Al igual que el protagonista de Pickpocket de Robert Bresson, Philippe Lançon parece preguntarse en El colgajo (Le Lambeau, 2018; Anagrama, 2019): “¿Qué extraño camino me ha llevado hasta aquí?” Lançon sobrevivió milagrosamente al atentado terrorista contra el semanario satírico Charlie Hebdo el 7 de enero de 2015. No obstante, el escritor y periodista francés tuvo que someterse a una serie interminable de operaciones para reconstruir su rostro —su  mandíbula superior desapareció por completo al recibir un disparo a bocajarro— tras el atentado. El regreso a casa fue difícil y la adaptación a su nueva situación —“el cuerpo recuerda todo, pero la conciencia olvida deprisa, y no había tardado ni ocho días en perder el recuerdo de la palabra articulada”— lo dejó al borde de la desesperación. Para sobreponerse a la tragedia —el tiroteo dejó doce muertos, entre ellos algunos de sus mejores amigos, como los dibujantes y columnistas del semanario Cabu, Wolinski y Charb— Lançon empezó a escribir El colgajo, una especie de autobiografía fragmentaria, hecha de jirones y desgarrones, de agujeros (de bala) y descosidos que no son perceptibles a primera vista porque se producen muy adentro, en sitios adonde sólo llega el dolor. La historia comienza el día antes del atentado perpetrado por los hermanos Kouachi. Lançon acude al Théâtre des Quartiers d'Ivry con una amiga a ver Noche de Reyes de Shakespeare. En la obra, uno de los personajes, Orsino, pronuncia una frase que le parece una premonición de lo que ocurriría a la mañana siguiente: "Nada de lo que es, es”. Aunque estas palabras no están en la obra de Shakespeare, él cree haberlas escuchado. Lo cierto es que se ajustan bastante a su nueva realidad. Nada de lo que es, es. Tampoco nada de lo que fue. Así comienza el autor un periplo que le lleva a recorrer su vida de antes y después del atentado, dejando caer por el camino palabras veraces y momentos únicos sobre la vida, el amor, la muerte, el azar,  el destino, la intimidad, el peroné, Chloé, su cirujana, los hospitales —“el mundo del hospital es el mundo de la constatación”— y, en fin, todo el espectro de la experiencia humana. El colgajo es una de las resurrecciones (nunca mejor dicho) literarias más insospechadas de las últimas décadas. Sólo tiene un pero: que todo lo que lean a continuación —al menos en 2019— les parecerá soso, anodino, superficial comparado con este pequeño Gólgota hospitalario.

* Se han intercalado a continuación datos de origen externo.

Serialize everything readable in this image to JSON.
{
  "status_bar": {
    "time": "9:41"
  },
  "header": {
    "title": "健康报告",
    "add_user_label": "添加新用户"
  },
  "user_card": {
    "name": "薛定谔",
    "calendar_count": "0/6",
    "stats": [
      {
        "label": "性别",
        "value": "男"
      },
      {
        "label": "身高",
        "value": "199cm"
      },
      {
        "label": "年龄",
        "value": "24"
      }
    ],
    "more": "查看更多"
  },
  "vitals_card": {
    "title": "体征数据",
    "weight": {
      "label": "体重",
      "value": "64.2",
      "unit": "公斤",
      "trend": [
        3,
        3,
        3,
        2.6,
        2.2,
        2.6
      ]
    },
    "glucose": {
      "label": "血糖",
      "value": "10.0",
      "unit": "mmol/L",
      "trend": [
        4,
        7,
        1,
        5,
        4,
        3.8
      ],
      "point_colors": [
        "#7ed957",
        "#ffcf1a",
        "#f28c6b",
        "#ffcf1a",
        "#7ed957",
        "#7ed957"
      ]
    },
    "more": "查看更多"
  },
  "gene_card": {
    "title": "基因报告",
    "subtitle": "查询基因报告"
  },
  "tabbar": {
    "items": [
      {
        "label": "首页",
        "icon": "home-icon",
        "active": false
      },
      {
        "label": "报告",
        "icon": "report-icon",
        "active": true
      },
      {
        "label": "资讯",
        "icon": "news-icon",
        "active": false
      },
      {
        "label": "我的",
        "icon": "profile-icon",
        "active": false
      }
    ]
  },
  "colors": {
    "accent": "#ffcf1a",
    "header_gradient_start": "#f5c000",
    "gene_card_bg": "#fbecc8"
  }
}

“Nuestra relación [con Chlóe, su cirujana] había empezado sobre la base opuesta a la que determina la mayor parte de las relaciones humanas: primero el cuerpo, en la entrega más completa que quepa imaginar, y luego el resto. [...] La intimidad que nos unía era vital, y sin embargo no existía. [...] Había un marco del que no podíamos salir más que mis huevos del calzoncillo durante la visita, hecho que una vez le hizo decir delante de las enfermeras: ‘Trate de guardarse esto, será mejor para todos’. Me había hecho mayor, los huevos me colgaban y no podía pedirle sin embargo que me hiciera un lifting que no entraba dentro de su especialidad. [...] Si aquel día me sobresalían era ante todo porque tenía que tener las piernas al descubierto y subirme los calzoncillos lo suficiente como para que las zonas del trasplante en lo alto del muslo izquierdo, en carne viva, no estuvieran expuestas a ningún roce y pudieran ser examinadas: el hospital es a menudo el lugar de las órdenes contradictorias”.